I have some content that is generated by the Drupal CMS that contains strings like:
\"... \\n Proficient knowledge of \\x3cstrong\\x3emedical\\x3c/strong\\x3
Ok, this will do it:
/**
* Converts all UTF-8 Units ( \xXX ) back into ascii characters.
*
* @param string $input String which includes some UTF-8 units
* @return string
*/
function convertUTF8Units($input) {
include $path;
$part = "";
$output = $input;
$len = strlen($input)-4;
for($i=0; $i<=$len; $i++) {
$part = substr($input, $i, 4);
if ((substr($part, 0, 2) === "\\x")) {
$raw = hex2bin( $part );
$raw = trim($raw);
$pattern = "/\\".$part."/";
$output = preg_replace($pattern, $raw, $output);
}
}
return $output;
}
/**
* Function to convert a hex code back to ascii string. Taken from
* http://devcorner.georgievi.net/pages/programming/php/hex2bin-php.
*
* @param string $hex_string String of format: \xXX
* @return string
*/
define('HEX2BIN_WS', " \t\n\r");
function hex2bin($hex_string) {
$pos = 0;
$result = '';
while ($pos < strlen($hex_string)) {
if (strpos(HEX2BIN_WS, $hex_string{$pos}) !== FALSE) {
$pos++;
}
else {
$code = hexdec(substr($hex_string, $pos, 2));
$pos = $pos + 2;
$result .= chr($code);
}
}
return $result;
}
I'm a little fuzzy on exactly what I'm converting to what though; all I'm sure about is that it passes all the JSON validators now. While pursuing this UTF-8, UTF-8 Units, Binary somethings, Hex values and ascii characters have all come up. I can't actually articulate the difference, nor can I definitively say what the input, conversions, or output of these functions are.
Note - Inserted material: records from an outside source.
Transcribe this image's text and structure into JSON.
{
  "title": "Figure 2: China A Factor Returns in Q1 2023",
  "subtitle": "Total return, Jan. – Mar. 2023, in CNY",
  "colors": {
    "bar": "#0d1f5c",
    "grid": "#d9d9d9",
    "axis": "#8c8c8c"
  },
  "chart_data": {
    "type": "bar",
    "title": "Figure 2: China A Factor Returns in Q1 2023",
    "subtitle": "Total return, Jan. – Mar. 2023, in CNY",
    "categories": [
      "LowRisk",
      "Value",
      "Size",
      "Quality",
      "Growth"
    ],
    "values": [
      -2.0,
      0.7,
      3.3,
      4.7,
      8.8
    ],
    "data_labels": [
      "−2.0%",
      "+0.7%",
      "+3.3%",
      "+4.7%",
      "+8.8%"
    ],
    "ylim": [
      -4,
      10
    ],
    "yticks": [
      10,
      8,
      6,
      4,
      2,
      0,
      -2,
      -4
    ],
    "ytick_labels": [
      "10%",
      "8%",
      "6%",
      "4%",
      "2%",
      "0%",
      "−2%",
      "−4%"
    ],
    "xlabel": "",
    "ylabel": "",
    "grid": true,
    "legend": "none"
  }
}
Can anyone walk me through what my code is doing? :P
what about :
echo iconv('ASCII', 'UTF-8', "Proficient knowledge of \x3cstrong\x3emedical\x3c/strong\x3e terminology");
// returns Proficient knowledge of <strong>medical</strong> terminology
$jsonString = "... \n Yes \n \n \n The \x3cstrong\x3eMedical\x3c/strong\x3e Assistant performs patient screening care under the direction of the \x3cstrong\x3eMedical\x3c/strong\x3e Director/On-site provider including, but not limited to, EKG’s. ...";
$jsonString = str_replace(array('’'), array("'"), $jsonString);
echo iconv('ASCII', 'UTF8//IGNORE//TRANSLIT', nl2br($jsonString));
// returns ... <br>Yes <br><br><br>The <strong>Medical</strong> Assistant performs patient screening care under the direction of the <strong>Medical</strong> Director/On-site provider including, but not limited to, EKG's. ...
\x
usually represents hexadecimal, while \u
is for unicode. Your question has nothing to do with Unicode or unicode codepoints.
It is safe to use chr()
because \xFF
is 255
max and that is in ASCII range.
function weird_answer_to_weird_question($string)
{
return preg_replace_callback('#\\\\x([[:xdigit:]]{2})#ism', function($matches)
{
return chr(hexdec($matches[1]));
},
$string);
}
Output:
"... \n Proficient knowledge of medical terminology; typing skills at 40 wpm. Excellent communication and ... which involves access to sensitive and/or confidential medical information. Must demonstrate leadership skills in decision making and ..."
P.S.
You must also do a $string = str_replace('\n', "\n", $string);
or similar because json_encode()
will double encode that. Thanks to @netcoder for pointing it out.